5 Steps to Communicating Your Way to Empowerment
Cancer and its treatment regimen (including chemotherapy) affect everything from your health and emotions to your job and finances. A recent study by researchers at the University of Texas at Austin found that managing communication counteracts feelings of helplessness during a turbulent time. “Making thoughtful decisions about how to talk to people about your cancer can help restore a sense of control, which seems to help people cope,” says Erin Donovan-Kicken, PhD, an assistant professor and one of the study's authors. Here are five ways to take charge of the conversation:
- Time the discussion appropriately. Revealing your diagnosis on a joyous occasion or when others are struggling can be upsetting to them. To make your news less devastating, wait until those events are over (or at least less stressful) before disclosing your diagnosis.
- Choose your audience carefully. Share your news with only the people who you think will support you and respect your wishes; they often include loved ones. Withhold the diagnosis from people you feel may not be supportive.
- Reveal only as much as you want others to know. Some people want to talk about their illness, while others prefer to keep thoughts and feelings private. Not even trusted loved ones need to know every detail about your illness or treatment. Limit information if you’re trying to preserve a professional or personal identity and don't wish to be seen as “weak” or “sickly.” Keeping conversations short and straightforward is often the best approach.

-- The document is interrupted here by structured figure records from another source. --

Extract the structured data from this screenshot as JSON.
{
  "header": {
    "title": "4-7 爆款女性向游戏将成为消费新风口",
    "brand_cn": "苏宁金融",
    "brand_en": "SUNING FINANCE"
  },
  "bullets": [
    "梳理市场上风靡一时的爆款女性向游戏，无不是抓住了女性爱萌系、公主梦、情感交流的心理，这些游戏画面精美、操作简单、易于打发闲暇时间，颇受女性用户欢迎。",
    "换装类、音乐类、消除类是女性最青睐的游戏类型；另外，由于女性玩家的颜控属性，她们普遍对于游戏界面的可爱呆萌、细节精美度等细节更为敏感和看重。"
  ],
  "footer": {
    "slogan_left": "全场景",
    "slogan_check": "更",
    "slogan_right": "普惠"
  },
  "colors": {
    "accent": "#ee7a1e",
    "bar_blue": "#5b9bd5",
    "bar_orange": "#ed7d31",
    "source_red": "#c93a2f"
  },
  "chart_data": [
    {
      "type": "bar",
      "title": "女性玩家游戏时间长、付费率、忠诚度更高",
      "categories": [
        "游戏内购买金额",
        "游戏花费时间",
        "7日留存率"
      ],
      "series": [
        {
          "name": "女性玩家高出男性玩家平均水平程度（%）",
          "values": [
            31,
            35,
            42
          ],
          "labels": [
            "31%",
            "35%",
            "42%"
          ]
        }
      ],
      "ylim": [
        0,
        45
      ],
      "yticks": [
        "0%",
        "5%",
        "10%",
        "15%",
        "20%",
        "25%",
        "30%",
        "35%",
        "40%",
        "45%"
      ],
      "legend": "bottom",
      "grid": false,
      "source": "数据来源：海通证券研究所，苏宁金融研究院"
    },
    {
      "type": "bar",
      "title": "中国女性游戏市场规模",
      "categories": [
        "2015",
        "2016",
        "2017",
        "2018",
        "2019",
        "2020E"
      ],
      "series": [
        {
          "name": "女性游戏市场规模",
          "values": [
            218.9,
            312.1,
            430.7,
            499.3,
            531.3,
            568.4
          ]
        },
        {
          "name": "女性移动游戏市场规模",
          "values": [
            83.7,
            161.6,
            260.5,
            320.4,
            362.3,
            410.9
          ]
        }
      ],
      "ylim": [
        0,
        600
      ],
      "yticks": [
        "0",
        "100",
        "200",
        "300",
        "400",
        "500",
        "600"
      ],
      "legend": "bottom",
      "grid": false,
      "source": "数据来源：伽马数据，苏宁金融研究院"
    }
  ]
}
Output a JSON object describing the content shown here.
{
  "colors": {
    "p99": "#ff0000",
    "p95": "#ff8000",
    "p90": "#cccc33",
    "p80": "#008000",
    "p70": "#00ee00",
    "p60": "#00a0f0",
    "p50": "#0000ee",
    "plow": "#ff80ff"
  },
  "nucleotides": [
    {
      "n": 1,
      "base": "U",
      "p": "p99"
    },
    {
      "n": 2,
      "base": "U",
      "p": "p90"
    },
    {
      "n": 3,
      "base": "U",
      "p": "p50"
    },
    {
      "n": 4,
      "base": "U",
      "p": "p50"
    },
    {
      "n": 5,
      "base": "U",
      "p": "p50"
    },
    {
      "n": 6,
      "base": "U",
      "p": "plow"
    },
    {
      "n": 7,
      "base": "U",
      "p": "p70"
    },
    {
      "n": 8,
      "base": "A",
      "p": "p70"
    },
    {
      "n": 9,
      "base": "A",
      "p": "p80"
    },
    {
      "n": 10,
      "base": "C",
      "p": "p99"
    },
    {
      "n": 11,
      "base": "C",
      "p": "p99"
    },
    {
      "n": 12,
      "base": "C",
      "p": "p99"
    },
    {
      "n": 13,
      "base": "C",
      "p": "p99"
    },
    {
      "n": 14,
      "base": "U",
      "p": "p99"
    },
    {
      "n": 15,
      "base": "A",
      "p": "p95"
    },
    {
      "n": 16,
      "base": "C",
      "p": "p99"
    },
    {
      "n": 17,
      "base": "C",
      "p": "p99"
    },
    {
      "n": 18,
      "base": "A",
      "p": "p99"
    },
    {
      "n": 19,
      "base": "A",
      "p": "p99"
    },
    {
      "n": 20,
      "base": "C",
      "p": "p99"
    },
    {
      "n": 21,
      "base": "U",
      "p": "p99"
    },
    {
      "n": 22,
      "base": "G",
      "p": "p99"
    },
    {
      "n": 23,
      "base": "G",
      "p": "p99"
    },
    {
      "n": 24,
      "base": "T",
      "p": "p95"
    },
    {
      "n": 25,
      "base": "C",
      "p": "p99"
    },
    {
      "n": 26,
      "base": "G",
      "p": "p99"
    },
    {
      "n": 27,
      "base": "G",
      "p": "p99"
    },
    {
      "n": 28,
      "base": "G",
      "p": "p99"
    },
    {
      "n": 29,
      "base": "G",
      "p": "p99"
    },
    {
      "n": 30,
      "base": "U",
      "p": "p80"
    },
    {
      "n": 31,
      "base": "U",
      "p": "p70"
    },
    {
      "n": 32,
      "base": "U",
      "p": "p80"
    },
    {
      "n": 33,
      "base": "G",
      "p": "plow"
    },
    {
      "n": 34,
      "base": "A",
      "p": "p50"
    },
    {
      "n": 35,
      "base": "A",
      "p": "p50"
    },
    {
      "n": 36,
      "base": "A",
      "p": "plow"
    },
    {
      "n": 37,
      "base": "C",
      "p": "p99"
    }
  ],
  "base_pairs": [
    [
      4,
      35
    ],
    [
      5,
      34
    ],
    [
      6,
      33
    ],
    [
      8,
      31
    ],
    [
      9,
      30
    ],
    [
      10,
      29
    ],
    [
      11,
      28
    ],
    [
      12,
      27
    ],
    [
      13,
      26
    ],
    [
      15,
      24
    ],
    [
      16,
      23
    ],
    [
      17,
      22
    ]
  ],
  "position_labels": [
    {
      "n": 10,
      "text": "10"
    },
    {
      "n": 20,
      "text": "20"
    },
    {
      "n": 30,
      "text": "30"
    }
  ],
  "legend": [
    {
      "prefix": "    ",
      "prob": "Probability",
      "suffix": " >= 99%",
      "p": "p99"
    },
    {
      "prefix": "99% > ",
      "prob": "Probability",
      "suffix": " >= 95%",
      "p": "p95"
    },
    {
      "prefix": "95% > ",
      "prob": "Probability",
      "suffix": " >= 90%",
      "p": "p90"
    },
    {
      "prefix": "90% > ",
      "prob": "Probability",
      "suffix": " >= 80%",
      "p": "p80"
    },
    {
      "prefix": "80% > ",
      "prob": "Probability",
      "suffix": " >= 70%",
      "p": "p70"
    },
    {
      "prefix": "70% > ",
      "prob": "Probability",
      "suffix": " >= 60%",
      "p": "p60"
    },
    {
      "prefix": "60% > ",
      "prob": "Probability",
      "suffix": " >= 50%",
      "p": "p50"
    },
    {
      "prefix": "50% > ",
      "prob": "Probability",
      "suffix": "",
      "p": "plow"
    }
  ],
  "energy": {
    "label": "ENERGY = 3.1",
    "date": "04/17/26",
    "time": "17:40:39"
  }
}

- Be assertive. If you don’t wish for or need help from others, let them know. On the other hand, if you would like help from others, though, tell them exactly what they can do, whether it's making meals or providing rides to treatment. Be sure to talk about your illness on your terms. If well-meaning friends begin discussing cancer when you’re not in the mood, say, “Thank you for your concern, but I need to focus on something else today.”
- Be as emotional as you want to be. If you feel like expressing sadness or fear, then do so. If you want to prevent a conversation from becoming too emotional, though, consider other means for communicating, such as email or instant messaging.